A harvester reaps beets at a beet plantation in a desert of Minya Province, Egypt on July 11, 2022. (Xinhua/Sui Xiankai)
As a giant sugar beet harvester powered through the vast farmland in the desert west of Minya province in southern Egypt, dozens of trucks were busy loading the harvested beets and transporting them to a processing factory about 40 km down the road.
"We're now quite happy with the amount of sugar that we get out of our beets. This will be our second year and we've seen about a 50-percent increase in yield over last year, so we feel that we've got a very good model and we're able to create a crop that can feed the factory," said Aaron Baldwin, agriculture general manager of Canal Sugar, a 1-billion-U.S.-dollar joint venture between Egypt and the United Arab Emirates (UAE).
The Canal Sugar project aims to turn 50,000 hectares of desert into farmland to meet the factory's enormous demand for sugar beets. To make this happen, finding enough water for irrigation is crucial.
"We came to the middle of the desert and, with the help of China's Zhongman Petroleum and Natural Gas Group Corp., Ltd. (ZPEC), we started doing exploratory wells, and then developed a network that allows us to start irrigating," Baldwin told Xinhua, adding that "when the project is completed, there should be a well field of about 330 to 350 wells."
With over 150 water wells drilled, large swathes of lush and green sugar beet fields have been scattered across the desert, forming an enormous farm to feed the beet processing factory.
"The place was just a desert when we started this project in 2018, but now it turns into a farmland irrigated by the wells we drilled and planted with beet, alfalfa and barley, which makes us feel proud," said Zhou Guiqiang, toolpusher of the ZPEC branch in Egypt.
Zhou emphasized that the project goes in line with both the China-proposed Belt and Road Initiative, which seeks win-win cooperation among participants, and Egypt's plan to turn deserts into farmlands.
When it first came to the site, ZPEC faced many challenges related to the geological conditions of the area, but through relentless research and exploration, the project has been going "smoothly," said the Chinese toolpusher.
"In the beginning, drilling a well took us about one month, while now it can be completed in about 14 days," he noted.
"Now we have completed more than 150 high-quality wells, over 50 of which are in operation, and Canal Sugar is satisfied with our work," Zhou told Xinhua.
After it reaches its full capacity, the mega factory can produce 900,000 tonnes of white sugar each year. It will be a significant boost for Egypt's sugar production, which now stands at around 2.8 million tonnes every year.
Sugar is an essential commodity for Egyptians. The populous Arab country consumed more than 3.3 million tonnes of sugar every year.

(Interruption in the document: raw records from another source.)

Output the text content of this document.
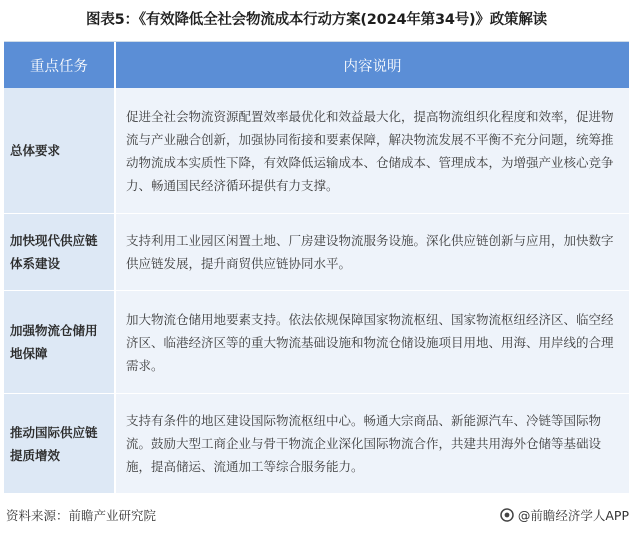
图表5：《有效降低全社会物流成本行动方案(2024年第34号)》政策解读
重点任务	内容说明
总体要求
促进全社会物流资源配置效率最优化和效益最大化，提高物流组织化程度和效率，促进物流与产业融合创新，加强协同衔接和要素保障，解决物流发展不平衡不充分问题，统筹推动物流成本实质性下降，有效降低运输成本、仓储成本、管理成本，为增强产业核心竞争力、畅通国民经济循环提供有力支撑。
加快现代供应链体系建设
支持利用工业园区闲置土地、厂房建设物流服务设施。深化供应链创新与应用，加快数字供应链发展，提升商贸供应链协同水平。
加强物流仓储用地保障
加大物流仓储用地要素支持。依法依规保障国家物流枢纽、国家物流枢纽经济区、临空经济区、临港经济区等的重大物流基础设施和物流仓储设施项目用地、用海、用岸线的合理需求。
推动国际供应链提质增效
支持有条件的地区建设国际物流枢纽中心。畅通大宗商品、新能源汽车、冷链等国际物流。鼓励大型工商企业与骨干物流企业深化国际物流合作，共建共用海外仓储等基础设施，提高储运、流通加工等综合服务能力。
资料来源：前瞻产业研究院	@前瞻经济学人APP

Baldwin expressed happiness and satisfaction with the work of ZPEC, saying the Chinese drilling company has done "a great job" and noting that the sugar factory was also built by another Chinese company.
Baldwin, who proudly picked up a beet from the farm, described the Chinese drilling firm as one of the main partners in developing the farm's irrigation system, expecting the farm to produce around 2 million tonnes of sugar beets annually within the next three years.
"For me, I've developed some good friendships and I see a great prospect for ZPEC and other Chinese companies here in Egypt and the Middle East," he said.
For his part, Ahmed Soliman, a base manager of ZPEC, said that he joined the Chinese company in 2019 and joined the Canal Sugar project in early 2020.
"I feel happy to participate in turning this vast desert green. It's like a dream. When I first came here, I didn't imagine someday it will be turned into all this huge farm," the Egyptian man told Xinhua.